Der Fundort stimmte nicht mit dem Tatort überein, da Kleider und persönlichen Gegenstände des Opfers auch nach gründlicher Durchkämmung des Waldes nicht aufzufinden waren und nach der Spurenlage in dem Waldstück keine Kampfhandlungen stattgefunden haben konnten. Der Täter hatte das Opfer an den Händen gefesselt, mehrfach vergewaltigt und anschließend mit zahlreichen Messerstichen im Hals- und Brustbereich getötet. Letzteres wies auf eine Übertötung des Opfers hin, einen sogenannten „Overkill“, bei dem das Opfer einer unverhältnismäßigen Brutalität ausgesetzt gewesen ist, die zur eigentlichen Tötung nicht erforderlich gewesen wäre.
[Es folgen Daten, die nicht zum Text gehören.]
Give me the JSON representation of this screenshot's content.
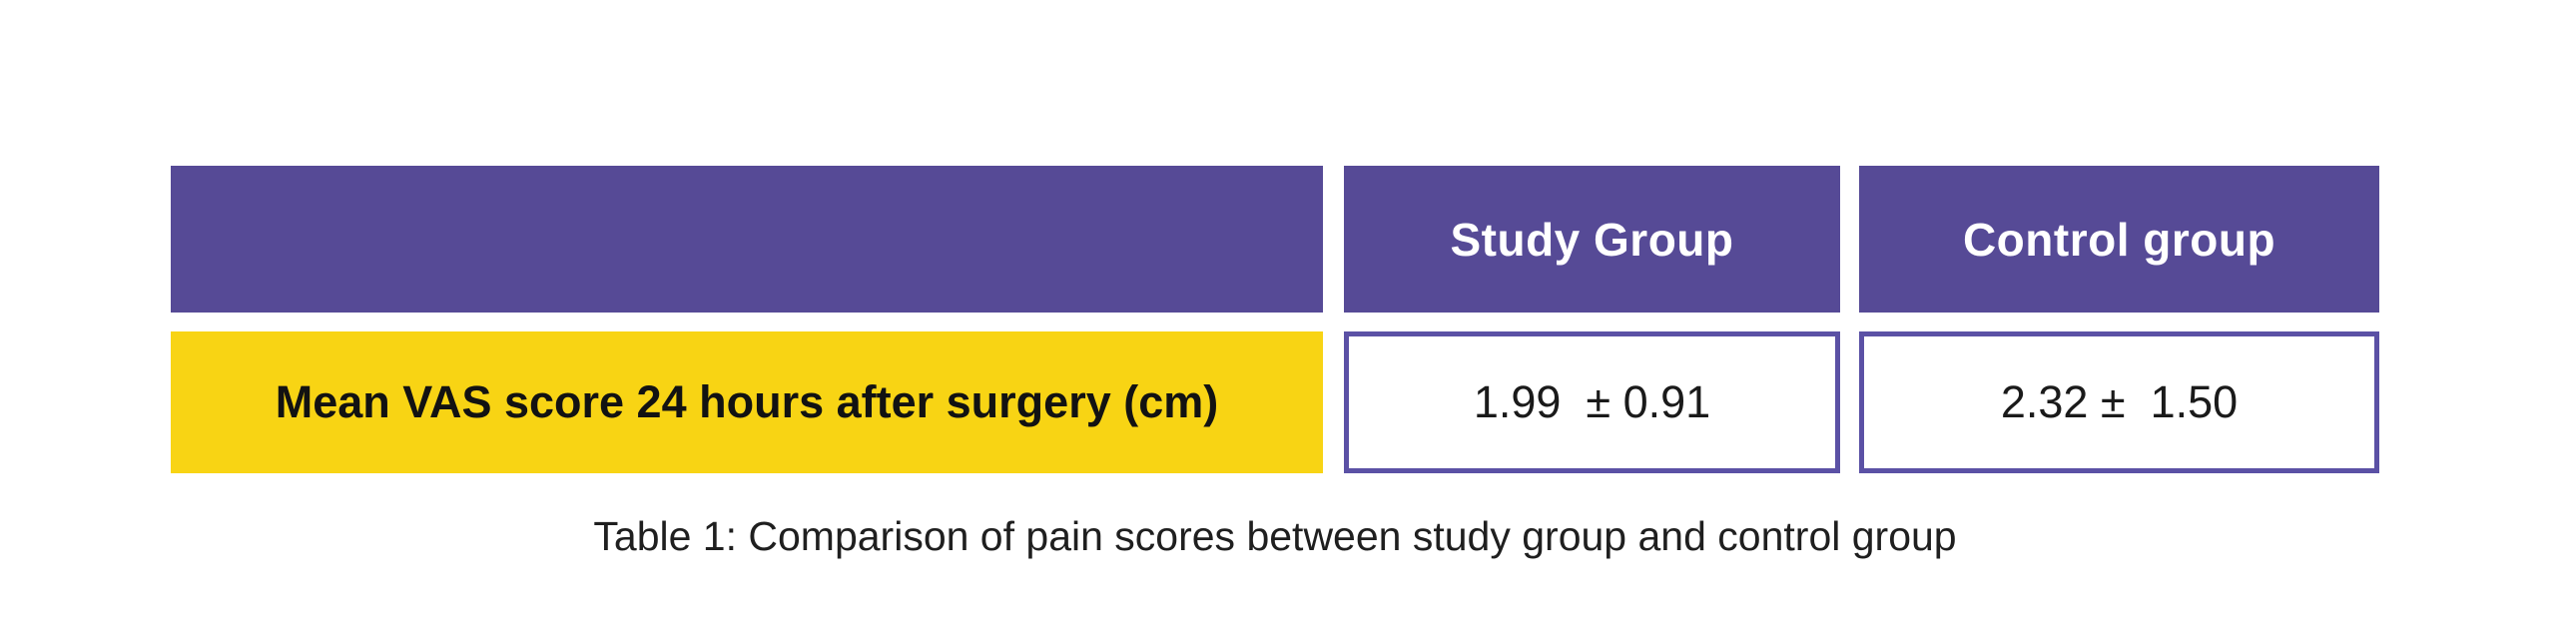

Entgegen amerikanischer Studien, die in einem solchen Fall davon ausgingen, dass das Opfer seinen Mörder gekannt haben musste, konnten die Beamten der Sonderkommission weder im weiten noch nahen Freundes- und Bekanntenkreis des Opfers einen Tatverdächtigen ausfindig machen. Die Aussagen der Mutter, die ihre Tochter als eine selbstbewusste, offene, hilfsbereite und allseits beliebte Person beschrieb, erhärteten den Verdacht, dass in diesem Fall persönliche Motive ausgeschlossen werden konnten.